A trio of soon-to-be college graduates are snapped out of their ennui when a professor’s mayoral run (with promises to purge the town of “low art”) imperils their beloved karaoke bar. Shot entirely on 16mm film, this freewheeling low-fi comedy is packed with absurdity, sophistication, and razor-sharp wit.

Preceded by two short films:
Ain’t No Cure for Love: America (7 min) d. Matthew Danger Lippman
Chicago, IL. Happy hour. Andrew’s friendship with his colleague Rich nearly unravels when he clues him in to his secret obsession.

Land of Lincoln (17 min) d. Jack Dunphy
A newly sober actress endures a Thanksgiving from Hell with her aunt’s self destructive partner, and his son, a wannabe playwright.

Totally F***ed Up

Starring: James Duval, Susan Behshid, Jenee Gill, Gilbert Luna, Roko Belic

In his fourth and best feature, Totally F***ed Up, provocative and talented independent filmmaker Gregg Araki delves into the troubled world of gay teenagers. Araki here addresses the disproportionately high suicide rate among gay teens.

Principal among six friends, two of them a solid good-humored lesbian couple (Susan Behshid, Jenee Gill), is the lonely Andy (James Duval), an appealing youth with a James Dean look and vulnerability, who doesn’t believe love exists – until he’s swept off his feet by the handsome, slightly older but vastly more experienced lan (Alan Boyce).
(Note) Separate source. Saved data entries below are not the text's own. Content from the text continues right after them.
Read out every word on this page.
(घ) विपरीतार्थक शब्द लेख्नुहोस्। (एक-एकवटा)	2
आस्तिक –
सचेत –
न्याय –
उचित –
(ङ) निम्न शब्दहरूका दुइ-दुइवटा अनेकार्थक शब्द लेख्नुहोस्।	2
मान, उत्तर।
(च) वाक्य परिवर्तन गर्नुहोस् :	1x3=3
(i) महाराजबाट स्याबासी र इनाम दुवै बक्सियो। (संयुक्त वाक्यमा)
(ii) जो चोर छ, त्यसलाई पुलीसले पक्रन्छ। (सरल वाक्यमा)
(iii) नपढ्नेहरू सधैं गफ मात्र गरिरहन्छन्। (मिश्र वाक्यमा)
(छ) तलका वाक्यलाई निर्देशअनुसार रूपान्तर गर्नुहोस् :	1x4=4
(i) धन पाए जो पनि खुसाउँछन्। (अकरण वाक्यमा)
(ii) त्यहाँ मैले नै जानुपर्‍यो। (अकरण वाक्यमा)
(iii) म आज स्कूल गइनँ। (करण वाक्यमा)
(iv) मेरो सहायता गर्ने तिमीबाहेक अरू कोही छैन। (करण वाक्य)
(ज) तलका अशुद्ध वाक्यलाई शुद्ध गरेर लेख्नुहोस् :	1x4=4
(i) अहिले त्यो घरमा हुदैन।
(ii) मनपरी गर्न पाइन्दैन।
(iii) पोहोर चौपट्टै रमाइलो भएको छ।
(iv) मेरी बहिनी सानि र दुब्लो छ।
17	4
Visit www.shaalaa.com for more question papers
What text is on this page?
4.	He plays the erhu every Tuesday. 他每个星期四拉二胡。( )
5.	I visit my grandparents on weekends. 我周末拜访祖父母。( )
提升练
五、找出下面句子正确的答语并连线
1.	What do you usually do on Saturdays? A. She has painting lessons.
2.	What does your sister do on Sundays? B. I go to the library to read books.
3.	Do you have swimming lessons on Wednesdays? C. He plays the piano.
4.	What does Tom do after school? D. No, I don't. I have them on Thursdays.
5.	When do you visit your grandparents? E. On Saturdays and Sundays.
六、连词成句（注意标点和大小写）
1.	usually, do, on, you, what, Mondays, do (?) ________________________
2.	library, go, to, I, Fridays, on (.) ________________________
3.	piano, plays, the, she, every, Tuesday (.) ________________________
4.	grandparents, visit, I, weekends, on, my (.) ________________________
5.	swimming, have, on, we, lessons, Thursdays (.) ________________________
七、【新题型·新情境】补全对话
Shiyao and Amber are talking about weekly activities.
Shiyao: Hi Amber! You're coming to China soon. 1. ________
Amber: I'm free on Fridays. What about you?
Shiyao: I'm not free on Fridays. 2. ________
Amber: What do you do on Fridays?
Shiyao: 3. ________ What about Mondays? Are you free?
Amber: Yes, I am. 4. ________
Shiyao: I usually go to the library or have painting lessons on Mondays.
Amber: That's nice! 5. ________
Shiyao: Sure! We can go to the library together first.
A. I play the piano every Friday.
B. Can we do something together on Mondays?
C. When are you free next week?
Meanwhile, Andy’s pals Steven (Gilbert Luna), an aspiring filmmaker, and his lover Deric (Lance May) soon experience a crisis in their relationship when Steven strays, trying to blame it on the fact that the new guy in his life just happened to have a bootleg Nine Inch Nails tape to tempt him with. Rounding out the group is easygoing skater dude Tommy (Roko Belic).

Araki effectively punctuates his story with quotes in the manner of one of his acknowledged idols, Jean-Luc Godard, and probing interviews with Steven, who’s always poking a camcorder in his friends’ faces.